The Omega Expedition is, unfortunately, the weakest novel in the series. For me, the disappointments began with the introduction, a brief reprise of the other five novels. Something I liked about this series of self-contained novels is the way that it seems to consist of two trilogies, the second of which apparently goes back and fills in the gaps. It seemed an unusual way to organise a series, but it is definitely interesting and effective. However, it turns out that this was the result of the way that the publisher commissioned the novels, rather than Stableford's initial idea.
This is a small beginning to what to me was a whole series of disappointments. The first section is the story of Adam Zimmerman's life, as retold by historian Mortimer Grey, the central character of The Fountains of Youth. To me, this section seemed sentimentalised and dull, though it's title suggests that it may be aimed by Grey at children. (The phrase "children of humankind" could also refer to the various factions of post-humans, and it is unlikely that small children would have much interest in the philosophy of Heidegger.) It is strange that such a famous author as Grey is supposed to be turns out to be so uninteresting to read, though as it also would be odd if people whose bodies are full of nano-technological computer enhancements still thought in straightforward prose, this could be seen as a problem connected with reducing his words to a linear form. The main central section, the narrative of Madoc Tamlin, is much more interesting to read, and he of course would be more accustomed to writing in this format (though actually describing exciting events must help!).

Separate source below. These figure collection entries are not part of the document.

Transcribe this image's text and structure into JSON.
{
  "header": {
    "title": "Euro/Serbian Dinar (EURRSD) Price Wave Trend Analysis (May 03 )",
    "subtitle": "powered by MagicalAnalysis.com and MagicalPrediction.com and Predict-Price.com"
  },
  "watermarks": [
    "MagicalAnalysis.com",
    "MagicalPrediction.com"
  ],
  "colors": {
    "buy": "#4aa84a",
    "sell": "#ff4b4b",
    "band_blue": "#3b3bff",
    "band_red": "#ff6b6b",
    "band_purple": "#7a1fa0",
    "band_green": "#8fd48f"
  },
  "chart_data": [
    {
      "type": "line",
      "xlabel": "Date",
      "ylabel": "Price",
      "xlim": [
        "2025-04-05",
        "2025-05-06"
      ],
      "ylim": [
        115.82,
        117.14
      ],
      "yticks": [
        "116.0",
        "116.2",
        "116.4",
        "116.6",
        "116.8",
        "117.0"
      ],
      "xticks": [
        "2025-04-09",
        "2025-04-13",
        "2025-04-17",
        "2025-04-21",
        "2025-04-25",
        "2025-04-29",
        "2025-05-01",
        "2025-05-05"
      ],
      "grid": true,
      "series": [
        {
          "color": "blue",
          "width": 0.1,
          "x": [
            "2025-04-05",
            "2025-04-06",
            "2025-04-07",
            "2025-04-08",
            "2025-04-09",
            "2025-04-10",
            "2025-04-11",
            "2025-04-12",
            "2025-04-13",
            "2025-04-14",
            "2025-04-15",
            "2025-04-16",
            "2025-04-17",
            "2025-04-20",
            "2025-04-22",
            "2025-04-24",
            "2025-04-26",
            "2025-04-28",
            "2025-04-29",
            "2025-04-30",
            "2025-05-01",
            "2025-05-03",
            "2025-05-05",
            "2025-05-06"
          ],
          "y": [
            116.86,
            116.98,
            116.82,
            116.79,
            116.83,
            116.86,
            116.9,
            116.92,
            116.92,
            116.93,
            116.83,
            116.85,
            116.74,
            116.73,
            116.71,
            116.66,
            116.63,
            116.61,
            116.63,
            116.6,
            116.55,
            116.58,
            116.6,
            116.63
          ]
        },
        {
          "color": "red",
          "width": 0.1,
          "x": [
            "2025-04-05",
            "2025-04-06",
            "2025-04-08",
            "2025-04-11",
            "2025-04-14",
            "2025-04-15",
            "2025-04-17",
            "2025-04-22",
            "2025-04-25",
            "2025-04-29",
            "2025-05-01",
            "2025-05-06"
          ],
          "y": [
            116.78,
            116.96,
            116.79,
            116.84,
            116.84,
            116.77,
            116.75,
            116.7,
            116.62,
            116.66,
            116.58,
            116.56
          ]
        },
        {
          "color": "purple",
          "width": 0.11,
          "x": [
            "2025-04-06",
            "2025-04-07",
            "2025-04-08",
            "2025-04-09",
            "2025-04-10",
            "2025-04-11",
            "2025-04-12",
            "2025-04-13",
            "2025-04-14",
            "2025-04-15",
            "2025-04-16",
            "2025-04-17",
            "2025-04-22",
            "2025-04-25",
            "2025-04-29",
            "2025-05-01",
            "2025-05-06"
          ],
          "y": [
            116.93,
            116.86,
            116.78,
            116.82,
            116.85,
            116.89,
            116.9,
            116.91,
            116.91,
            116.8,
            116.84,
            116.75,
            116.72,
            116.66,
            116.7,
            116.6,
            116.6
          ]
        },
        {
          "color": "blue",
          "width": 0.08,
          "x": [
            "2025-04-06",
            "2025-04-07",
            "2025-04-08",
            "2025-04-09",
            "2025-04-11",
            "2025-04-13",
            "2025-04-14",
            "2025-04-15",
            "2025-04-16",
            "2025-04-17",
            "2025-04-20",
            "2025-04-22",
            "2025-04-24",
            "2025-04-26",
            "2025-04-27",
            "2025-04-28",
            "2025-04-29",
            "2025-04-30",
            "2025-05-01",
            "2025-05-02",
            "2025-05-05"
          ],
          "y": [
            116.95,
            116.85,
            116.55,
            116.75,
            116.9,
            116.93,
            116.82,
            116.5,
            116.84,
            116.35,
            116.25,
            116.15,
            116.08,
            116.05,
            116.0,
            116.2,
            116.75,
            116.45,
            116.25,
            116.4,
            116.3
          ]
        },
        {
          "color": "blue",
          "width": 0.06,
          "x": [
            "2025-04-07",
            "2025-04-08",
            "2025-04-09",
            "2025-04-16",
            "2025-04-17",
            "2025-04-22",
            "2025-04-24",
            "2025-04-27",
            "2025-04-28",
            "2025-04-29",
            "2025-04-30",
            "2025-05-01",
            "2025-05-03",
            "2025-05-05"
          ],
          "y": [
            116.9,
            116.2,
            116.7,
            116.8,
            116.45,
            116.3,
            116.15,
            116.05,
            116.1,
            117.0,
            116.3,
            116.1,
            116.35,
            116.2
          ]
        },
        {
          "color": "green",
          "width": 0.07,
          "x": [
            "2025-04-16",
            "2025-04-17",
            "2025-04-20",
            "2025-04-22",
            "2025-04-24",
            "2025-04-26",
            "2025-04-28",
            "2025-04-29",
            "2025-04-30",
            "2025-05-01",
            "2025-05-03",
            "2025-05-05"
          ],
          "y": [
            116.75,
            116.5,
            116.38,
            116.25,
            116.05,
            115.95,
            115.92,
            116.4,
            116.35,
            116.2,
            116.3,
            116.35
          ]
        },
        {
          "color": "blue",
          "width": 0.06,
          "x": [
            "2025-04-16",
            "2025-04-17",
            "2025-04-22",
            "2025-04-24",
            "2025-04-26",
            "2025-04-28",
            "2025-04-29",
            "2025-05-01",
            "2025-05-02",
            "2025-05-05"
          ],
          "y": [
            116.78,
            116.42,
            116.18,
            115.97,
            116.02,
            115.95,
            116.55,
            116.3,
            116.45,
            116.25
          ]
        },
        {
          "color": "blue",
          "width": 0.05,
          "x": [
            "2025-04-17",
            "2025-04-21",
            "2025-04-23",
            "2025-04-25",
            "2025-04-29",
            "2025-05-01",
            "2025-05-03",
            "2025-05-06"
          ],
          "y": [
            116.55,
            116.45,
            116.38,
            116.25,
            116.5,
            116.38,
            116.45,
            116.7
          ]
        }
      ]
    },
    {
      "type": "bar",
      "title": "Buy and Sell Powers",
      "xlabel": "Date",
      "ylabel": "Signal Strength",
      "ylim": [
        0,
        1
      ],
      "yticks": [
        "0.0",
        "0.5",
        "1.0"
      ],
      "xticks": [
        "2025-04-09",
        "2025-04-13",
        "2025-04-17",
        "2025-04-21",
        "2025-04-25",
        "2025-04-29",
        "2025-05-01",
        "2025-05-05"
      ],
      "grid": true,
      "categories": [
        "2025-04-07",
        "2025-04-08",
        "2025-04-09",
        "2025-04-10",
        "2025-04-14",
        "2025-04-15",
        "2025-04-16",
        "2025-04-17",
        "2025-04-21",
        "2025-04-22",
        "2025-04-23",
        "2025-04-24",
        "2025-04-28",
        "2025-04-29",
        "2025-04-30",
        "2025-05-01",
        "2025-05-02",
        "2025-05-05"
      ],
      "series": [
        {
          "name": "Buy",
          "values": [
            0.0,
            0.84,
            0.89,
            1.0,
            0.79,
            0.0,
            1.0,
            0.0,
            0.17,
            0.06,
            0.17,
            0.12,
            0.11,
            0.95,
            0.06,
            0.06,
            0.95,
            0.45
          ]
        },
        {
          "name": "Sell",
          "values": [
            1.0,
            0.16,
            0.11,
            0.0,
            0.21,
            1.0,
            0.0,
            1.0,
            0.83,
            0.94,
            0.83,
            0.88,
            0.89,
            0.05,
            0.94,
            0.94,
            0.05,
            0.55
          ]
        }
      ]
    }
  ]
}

Tamlin's narrative, however, is not without its own problems. As has already been mentioned, Stableford has already used the device of an individual waking up from cryogenic suspension; it is useful to the writer because the narrator would need to have many aspects of the world in which they find themselves explained, making this a natural part of the scenario and removing one of the biggest problems science fiction has as a genre - integrating the explanation of the background with a realistic narrative. This time round, though, the idea is used too clumsily to be convincing. While there are successful science fiction novels which have long sections of lecturing in them (Stapledon's Last and First Men comes to mind), this is not one of them. The action, when it does occur, is only the precursor to further lengthy discussions. Stableford has already in this very series shown he can impart a great deal of information without resorting to such dull exposition, so why does he suddenly start doing it here?
It is always a pity when the quality of a series drops; where the novels form a linked story, this is generally around the middle, and happens because the plot is insufficiently taut. Stableford avoided this by having a series made up of independent novels, but that makes the disappointment of this culminating volume even more acute. The cause? I suspect that he was keen to move on to something new; he just had to get this novel completed first.